Talk about the costs
Contrary to popular belief, “you don’t have to bleed financially to have a great gap year,” says Bull. Plans and programs run the gamut in price, but even some expensive programs offer scholarships. Other opportunities, such as volunteering for national parks or other services, often provide housing and food for labor. That said, Bull sees the financial lessons of a gap year as one of its benefits: “If you keep in mind the goal of inspiring teens to follow their interests while acquiring practical, in-the-world skills, then learning about budgeting is a key component.” At the beginning of the process, she suggests that parents talk about a budget for the year with their child, explaining what they are willing to pay or what they can afford to spend toward the year. Parents can also request that students work to help pay for the year, something that Bull always recommends, even if the family has sufficient funds. “It’s part of the student learning how to take fuller responsibility, and will help in the transition from college to the work world,” she says. When Bull took her own gap year, for example, she used the summers before and after to work and save up to pay for airfare for the year. To balance the costs, she chose one program that was volunteer and another that required tuition. What teens learn during the year could also translate into future money and career opportunities, says Bull. “On a practical level, your child is building a résumé,” she explains. “They’re learning skills they won’t learn in a classroom that can help them down the line with getting jobs. And they get the chance to ask themselves, ‘Do I like these people? Do I like this work?’ ”
Make a plan
Bull suggests that teens receive their acceptance and commit to a college before asking for a deferral for a gap year. She says most colleges are accommodating as long as students agree not to earn credits somewhere else that would change their status when they do arrive on campus. Colleges will also want a general idea of what a student plans to do with their year, but that doesn’t necessarily mean a binding commitment. “They just want to know you won’t be a couch potato,” says Bull. The most successful gap years give students somewhere to go in the fall at the same time their friends are heading off to college. They have structure during the year as well as a community and peers to support teens socially. “You don’t want too many gaps in a gap year,” says Bull. “Have a plan and keep them busy.”
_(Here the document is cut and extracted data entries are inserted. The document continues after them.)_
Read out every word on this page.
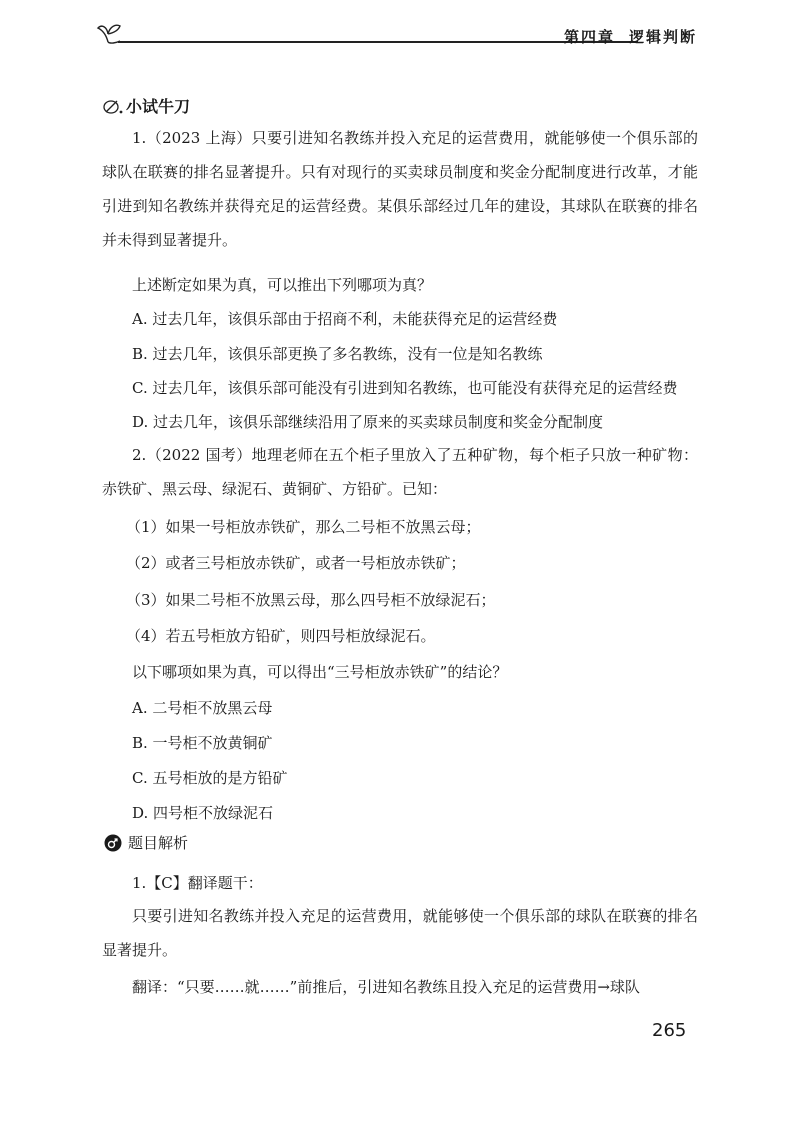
第四章 逻辑判断
小试牛刀
1.（2023 上海）只要引进知名教练并投入充足的运营费用，就能够使一个俱乐部的球队在联赛的排名显著提升。只有对现行的买卖球员制度和奖金分配制度进行改革，才能引进到知名教练并获得充足的运营经费。某俱乐部经过几年的建设，其球队在联赛的排名并未得到显著提升。
上述断定如果为真，可以推出下列哪项为真？
A. 过去几年，该俱乐部由于招商不利，未能获得充足的运营经费
B. 过去几年，该俱乐部更换了多名教练，没有一位是知名教练
C. 过去几年，该俱乐部可能没有引进到知名教练，也可能没有获得充足的运营经费
D. 过去几年，该俱乐部继续沿用了原来的买卖球员制度和奖金分配制度
2.（2022 国考）地理老师在五个柜子里放入了五种矿物，每个柜子只放一种矿物：赤铁矿、黑云母、绿泥石、黄铜矿、方铅矿。已知：
（1）如果一号柜放赤铁矿，那么二号柜不放黑云母；
（2）或者三号柜放赤铁矿，或者一号柜放赤铁矿；
（3）如果二号柜不放黑云母，那么四号柜不放绿泥石；
（4）若五号柜放方铅矿，则四号柜放绿泥石。
以下哪项如果为真，可以得出“三号柜放赤铁矿”的结论？
A. 二号柜不放黑云母
B. 一号柜不放黄铜矿
C. 五号柜放的是方铅矿
D. 四号柜不放绿泥石
题目解析
1.【C】翻译题干：
只要引进知名教练并投入充足的运营费用，就能够使一个俱乐部的球队在联赛的排名显著提升。
翻译：“只要……就……”前推后，引进知名教练且投入充足的运营费用→球队
265
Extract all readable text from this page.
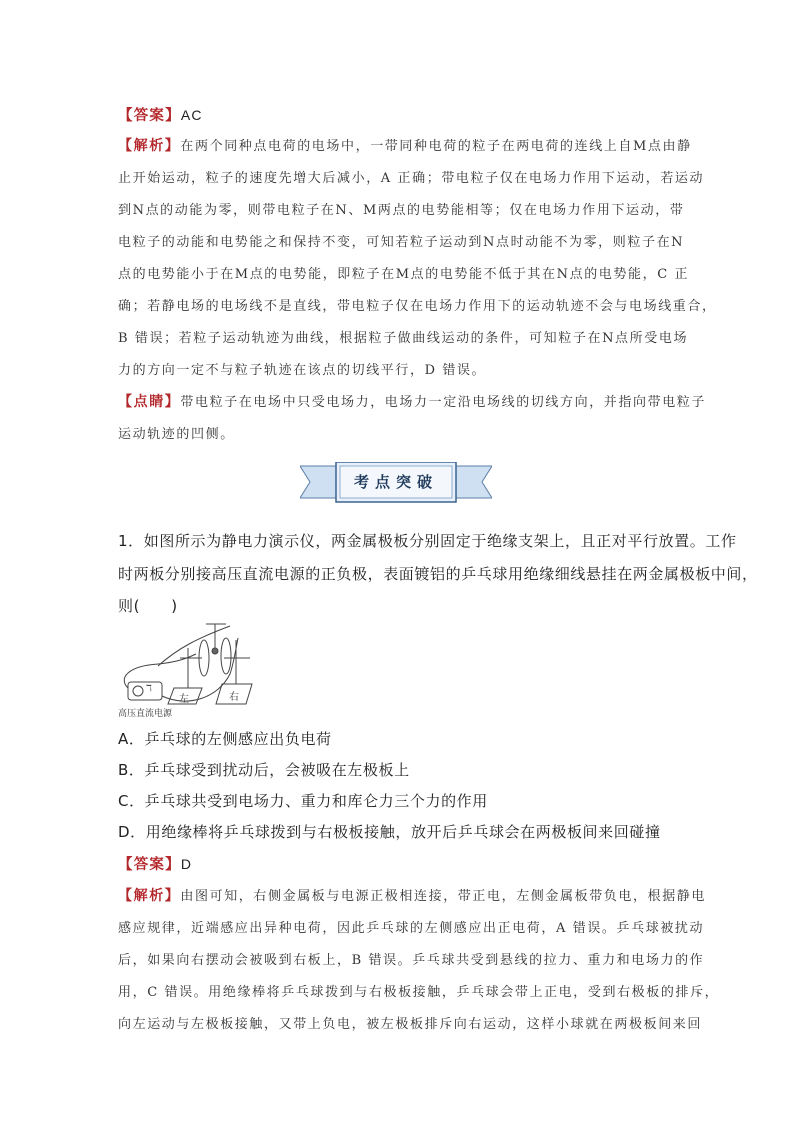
【答案】AC
【解析】在两个同种点电荷的电场中，一带同种电荷的粒子在两电荷的连线上自M点由静
止开始运动，粒子的速度先增大后减小，A 正确；带电粒子仅在电场力作用下运动，若运动
到N点的动能为零，则带电粒子在N、M两点的电势能相等；仅在电场力作用下运动，带
电粒子的动能和电势能之和保持不变，可知若粒子运动到N点时动能不为零，则粒子在N
点的电势能小于在M点的电势能，即粒子在M点的电势能不低于其在N点的电势能，C 正
确；若静电场的电场线不是直线，带电粒子仅在电场力作用下的运动轨迹不会与电场线重合，
B 错误；若粒子运动轨迹为曲线，根据粒子做曲线运动的条件，可知粒子在N点所受电场
力的方向一定不与粒子轨迹在该点的切线平行，D 错误。
【点睛】带电粒子在电场中只受电场力，电场力一定沿电场线的切线方向，并指向带电粒子
运动轨迹的凹侧。
考点突破
1．如图所示为静电力演示仪，两金属极板分别固定于绝缘支架上，且正对平行放置。工作
时两板分别接高压直流电源的正负极，表面镀铝的乒乓球用绝缘细线悬挂在两金属极板中间，
则(　　)
ℸ
左	右
高压直流电源
A．乒乓球的左侧感应出负电荷
B．乒乓球受到扰动后，会被吸在左极板上
C．乒乓球共受到电场力、重力和库仑力三个力的作用
D．用绝缘棒将乒乓球拨到与右极板接触，放开后乒乓球会在两极板间来回碰撞
【答案】D
【解析】由图可知，右侧金属板与电源正极相连接，带正电，左侧金属板带负电，根据静电
感应规律，近端感应出异种电荷，因此乒乓球的左侧感应出正电荷，A 错误。乒乓球被扰动
后，如果向右摆动会被吸到右板上，B 错误。乒乓球共受到悬线的拉力、重力和电场力的作
用，C 错误。用绝缘棒将乒乓球拨到与右极板接触，乒乓球会带上正电，受到右极板的排斥，
向左运动与左极板接触，又带上负电，被左极板排斥向右运动，这样小球就在两极板间来回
Let your teen own their choice
Although she is obviously an advocate for gap years, Bull thinks parents shouldn’t force the idea on their kids. Encourage them to consider it, she says, and let them know what they could potentially do with that time. But whether or not they ultimately decide to take a gap year is less important than the fact that they’re making a conscious decision about their future. If they opt to go straight to college, accept that decision, says Bull. “They’re choosing it. They’re owning it more.” Either way, you will have given your child a chance to begin developing their personal power—perhaps the most valuable high school graduation gift you could give.